E-commerce and digital payments add a second layer. Transaction frequency, average basket size, merchant category distribution, and payment method reliability on platforms like Mercado Pago, Rappi, or local delivery networks provide dense behavioral data for populations who may not have a credit card but do have an active digital commerce footprint. The predictive power of this data is substantial: studies have demonstrated AUC scores (a measure of model discriminative ability) above 0.70 for alternative-data-only credit models targeting thin-file populations — comparable to traditional bureau scores in markets with thicker data.

What this represents is a structural redefinition of who counts as creditworthy. The next frontier of financial inclusion is not a new bank. It is an algorithm that reads signals that have always been there and renders a judgment that the traditional system was architecturally incapable of making.

The Financial Inclusion Multiplier: How AI Credit Compounds

The economic logic of AI-powered financial inclusion is not linear — it is multiplicative. The mechanism runs through several stages, each amplifying the impact of the one before.

A first-time borrower with no bureau history receives a microloan based on alternative data scoring. The loan amount is small — $100 to $500 is a common range for initial disbursements on AI-scored microfinance platforms. But the effect of access is disproportionate to the amount. For a small business owner, that capital enables inventory purchase that would otherwise require the customer to forgo a sale. For a household, it provides the expenditure smoothing mechanism that absorbs an income shock without forcing the sale of an asset or the withdrawal of a child from school.

Successful repayment triggers the second stage: bureau reporting. A loan that is serviced and closed generates a credit event that creates or thickens the borrower’s bureau file. The invisible borrower becomes visible to formal credit markets. On subsequent applications, that borrower can access larger loan amounts from a wider range of institutions at lower interest rates. The AI-scored microloan is the entry point to the formal credit stack.

The third stage is macroeconomic. Research from the Inter-American Development Bank and the World Bank consistently shows that credit access is a significant predictor of small business formation and growth, household consumption smoothing, and educational investment — the building blocks of productivity growth. A population that can borrow against future earnings can invest in present productive capacity in ways that a cash-only economy cannot. The aggregate effect on GDP growth attributable to expanding credit access to previously excluded populations is measurable and substantial.
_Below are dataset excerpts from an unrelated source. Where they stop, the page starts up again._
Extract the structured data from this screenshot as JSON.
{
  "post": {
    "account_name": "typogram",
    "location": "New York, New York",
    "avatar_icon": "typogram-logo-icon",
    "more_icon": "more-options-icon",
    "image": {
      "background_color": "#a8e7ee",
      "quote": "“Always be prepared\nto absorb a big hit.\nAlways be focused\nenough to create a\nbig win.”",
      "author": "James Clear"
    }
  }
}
Scale of the opportunity: Latin America has approximately 200 million unbanked adults and an additional 200 million who are banked but credit-excluded. Mobile penetration across the region exceeds 70%. The gap between digital connectivity and financial access is the precise space that alternative scoring AI is designed to close.

The fourth stage is the one that gets least attention: risk reduction through better data. Alternative scoring models do not just extend credit to more people — they extend credit to better-selected people. A borrower scored on six months of airtime top-up behavior and digital transaction history is better understood by the lending model than a borrower scored on a thin bureau file with two credit inquiries and a single credit card. Better data produces better risk assessment. Better risk assessment enables lower default rates on alternative-scored portfolios — which makes the economics of financial inclusion sustainable rather than charitable.
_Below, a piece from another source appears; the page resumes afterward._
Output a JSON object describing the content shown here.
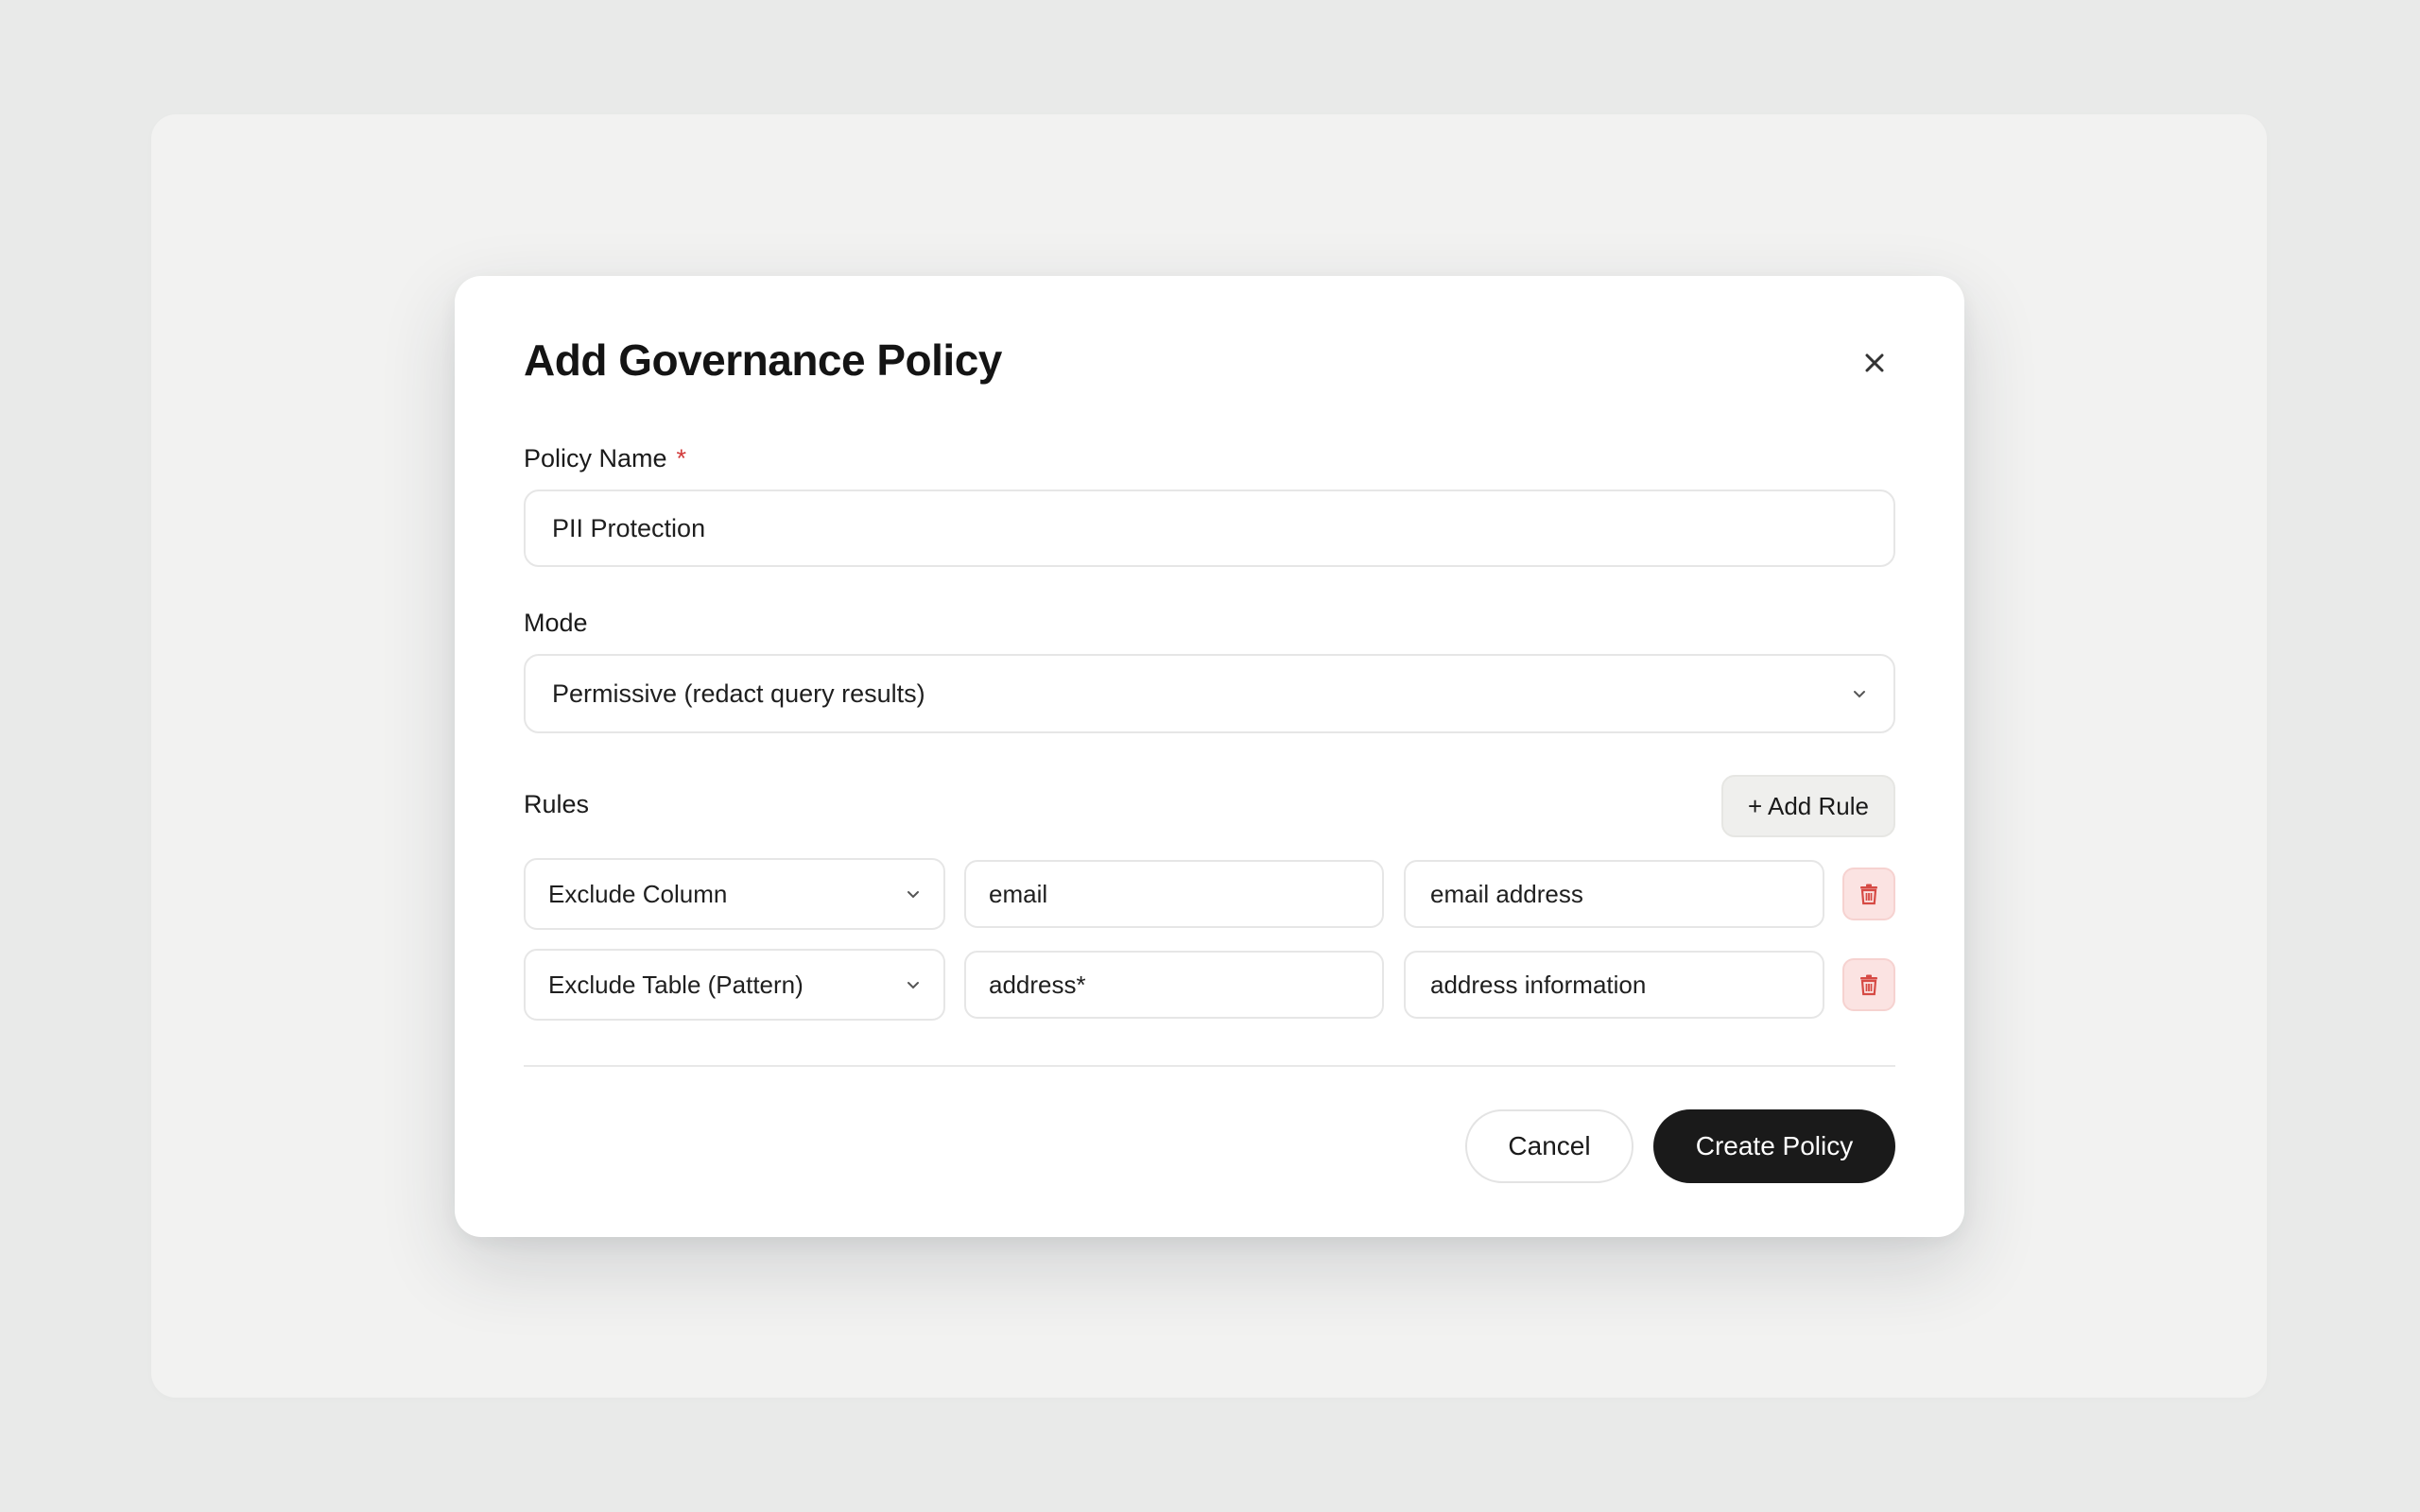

This is what closes the historical argument against extending credit to underserved populations: the claim that the risk is too high to be commercial. AI-powered alternative scoring demonstrates, with growing empirical weight, that the risk was only high when the data was insufficient. With richer behavioral data and better models, the risk is manageable — and the market is massive.

The Paradigm Shift Is Not Complete — But the Direction Is Irreversible

The transition from reactive to predictive financial management across Latin America is underway, but it is not uniform. Legacy institutions face structural obstacles that fintech challengers do not. Core banking systems built over decades are not architected for real-time behavioral data ingestion and continuous model inference. Compliance functions calibrated to traditional credit bureau processes do not yet have clear regulatory frameworks for alternative data use in all markets. And the cultural shift inside collections organizations — from a model built on volume calling to one built on data precision — takes time and organizational will to execute.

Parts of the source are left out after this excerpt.